In OCaml, the let...in expression allows you to created a named local variable in an expression rather than a statement. (Yes I know that everything is technically an expression, but Unit return values are fairly useless.) Here's a quick example in OCaml:
let square_the_sum a b = (* function definition *)
let sum = a + b in (* declare a named local called sum *)
sum * sum (* return the value of this expression *)
Here's what I would want the equivalent Scala to look like:
def squareTheSum(a: Int, b: Int): Int =
let sum: Int = a + b in
sum * sum
Is there anything in Scala that I can use to achieve this?
EDIT:
You learn something new every day, and this has been answered before.
object ForwardPipeContainer {
implicit class ForwardPipe[A](val value: A) extends AnyVal {
def |>[B](f: A => B): B = f(value)
}
}
import ForwardPipeContainer._
def squareTheSum(a: Int, b: Int): Int = { a + b } |> { sum => sum * sum }
But I'd say that is not nearly as easy to read, and is not as flexible (it gets awkward with nested lets).
You can nest val and def in a def. There's no special syntax; you don't need a let.
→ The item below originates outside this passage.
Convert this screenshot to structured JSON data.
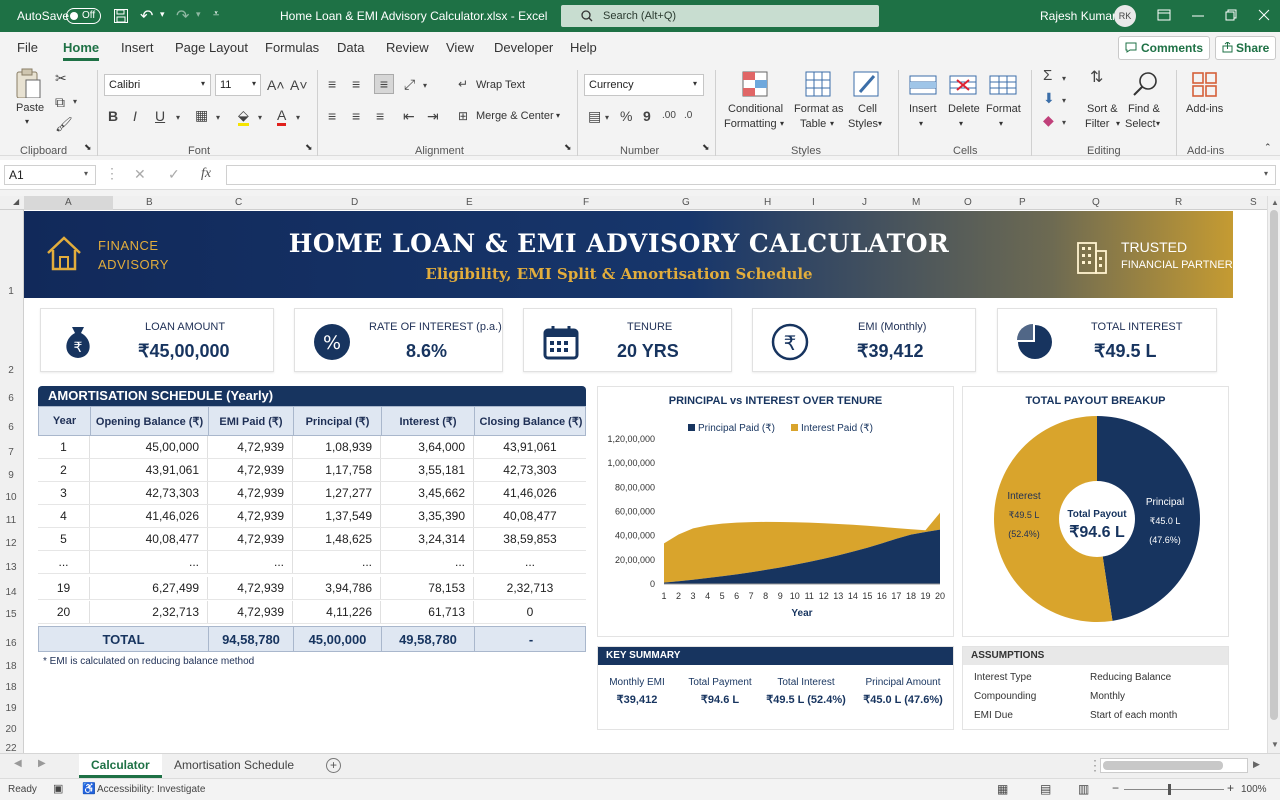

def squareTheSum(a: Int, b: Int): Int = {
val sum = a + b
sum * sum
}
I don't see the readability being any different here at all. But if you want to only create the variable within the expression, you can still do that with curly braces like this:
val a = 2 //> a : Int = 2
val b = 3 //> b : Int = 3
val squareSum = { val sum = a + b; sum * sum } //> squareSum : Int = 25
There is no significant difference here between a semicolon and the word "in" (or you could move the expression to the next line, and pretend that "in" is implied if it makes it more OCaml-like :D).
val squareSum = {
val sum = a + b // in
sum * sum
}
Another, more technical, take on this: Clojure's 'let' equivalent in Scala. I think the resulting structures are pretty obtuse compared to the multi-statement form.